1st year of EuroCohort: a brief summary by project coordinator Prof. Gary Pollock

1st year of EuroCohort: a brief summary by project coordinator Prof. Gary PollockPhoto by rawpixel on Unsplash

The first year of the European Cohort Development Project has been busy.  We kicked off in Manchester in January 2018 where it was clear that we had much work to do in order to take EuroCohort to the next stage of its development. The two broad strands of the project are firstly, to develop a research design for a Europe wide birth cohort survey and, secondly, to secure support from policy makers, funders and government ministries.

Developing a new survey requires a vast amount of work on many fronts. The project has progressed well with the ECDP consortium working to ensure that EuroCohort contains appropriate measures, has a scientifically sound design, and has a credible management and governance structure. The consortium includes leading international scientists in longitudinal and comparative survey design. We also benefit from input from leading survey data collection agencies, Ipsos Mori and Kantar Public.

EuroCohort is increasingly being discussed in both scientific and policy environments, for example it is mentioned in the UK’s recent Research Infrastructure roadmap interim report and has been included in discussions about the future of the UK’s longitudinal surveys.  EuroCohort has been represented at major international conferences in Milan (SLLS), Essex (MOLS2), Toulouse (ESOF), Vienna (ICRI), Singapore, Pisa, Seville (INTED 2018) and Brussels as well as at numerous national events (for example in Estonia, Croatia and Latvia).
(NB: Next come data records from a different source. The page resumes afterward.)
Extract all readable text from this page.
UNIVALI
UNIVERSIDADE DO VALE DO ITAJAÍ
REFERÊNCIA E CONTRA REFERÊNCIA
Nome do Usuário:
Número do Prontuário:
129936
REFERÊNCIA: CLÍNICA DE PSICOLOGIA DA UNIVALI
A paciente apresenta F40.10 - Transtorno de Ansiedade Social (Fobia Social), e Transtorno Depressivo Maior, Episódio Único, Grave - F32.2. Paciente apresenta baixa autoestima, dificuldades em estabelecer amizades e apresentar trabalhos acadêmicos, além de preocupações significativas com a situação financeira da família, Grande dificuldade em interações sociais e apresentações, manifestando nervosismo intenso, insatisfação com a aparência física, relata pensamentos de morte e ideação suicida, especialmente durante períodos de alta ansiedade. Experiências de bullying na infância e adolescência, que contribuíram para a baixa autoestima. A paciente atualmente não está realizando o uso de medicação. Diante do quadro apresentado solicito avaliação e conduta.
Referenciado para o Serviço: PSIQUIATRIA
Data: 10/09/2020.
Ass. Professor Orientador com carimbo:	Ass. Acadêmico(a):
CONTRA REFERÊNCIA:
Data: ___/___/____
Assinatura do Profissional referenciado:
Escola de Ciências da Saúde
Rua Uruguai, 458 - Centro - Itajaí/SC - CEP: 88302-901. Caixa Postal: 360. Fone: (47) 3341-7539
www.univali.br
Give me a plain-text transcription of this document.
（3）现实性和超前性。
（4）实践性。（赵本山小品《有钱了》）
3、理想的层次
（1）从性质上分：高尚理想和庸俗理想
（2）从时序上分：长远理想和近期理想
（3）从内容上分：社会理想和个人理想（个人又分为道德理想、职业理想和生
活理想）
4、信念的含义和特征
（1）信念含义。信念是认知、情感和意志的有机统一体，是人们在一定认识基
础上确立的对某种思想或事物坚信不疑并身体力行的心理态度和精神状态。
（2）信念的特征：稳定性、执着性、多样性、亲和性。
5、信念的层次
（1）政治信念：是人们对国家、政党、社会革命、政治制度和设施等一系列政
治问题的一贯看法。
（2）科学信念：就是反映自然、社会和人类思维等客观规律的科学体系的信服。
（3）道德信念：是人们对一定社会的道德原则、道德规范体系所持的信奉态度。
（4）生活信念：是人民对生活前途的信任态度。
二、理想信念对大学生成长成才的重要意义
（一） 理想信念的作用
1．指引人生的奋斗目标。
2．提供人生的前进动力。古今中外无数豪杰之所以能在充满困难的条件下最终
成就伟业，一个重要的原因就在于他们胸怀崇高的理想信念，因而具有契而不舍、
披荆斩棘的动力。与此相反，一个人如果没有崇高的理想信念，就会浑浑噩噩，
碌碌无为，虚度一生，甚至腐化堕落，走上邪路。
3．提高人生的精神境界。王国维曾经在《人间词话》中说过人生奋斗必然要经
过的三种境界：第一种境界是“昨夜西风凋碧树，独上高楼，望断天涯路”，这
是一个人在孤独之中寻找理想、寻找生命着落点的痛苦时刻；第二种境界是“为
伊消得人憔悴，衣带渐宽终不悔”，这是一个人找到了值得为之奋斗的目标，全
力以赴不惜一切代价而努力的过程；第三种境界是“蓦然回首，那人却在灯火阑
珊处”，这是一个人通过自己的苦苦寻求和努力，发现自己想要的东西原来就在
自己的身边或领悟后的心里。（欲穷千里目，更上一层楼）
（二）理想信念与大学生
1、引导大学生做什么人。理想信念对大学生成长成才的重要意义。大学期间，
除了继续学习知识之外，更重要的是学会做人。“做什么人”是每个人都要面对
We continue to extend our International Advisory Group to include leading experts in methodology and child well-being across the world.


Next steps

We are entering the busiest phase of the project during which progress will be swift on a number of fronts, amongst a range of activities, the following will be finalised:

  • Identification of key policy drivers required to understand how child well-being can be enhanced in future interventions
  • Key aspects of the EuroCohort infrastructure are determined, ranging from the design of the survey itself through to the strategic and operational management
  • A mechanism for integrating the views of children and young people into the survey development
  • Case studies which detail the benefits to policy makers of comparative longitudinal birth cohort and child cohort data

In addition, we are currently in the process of identifying designate National Coordinators for EuroCohort across Europe. These individuals will seek to raise awareness of EuroCohort in their country, in particular with a view to gaining national funding to facilitate data collection in the next phase of the project.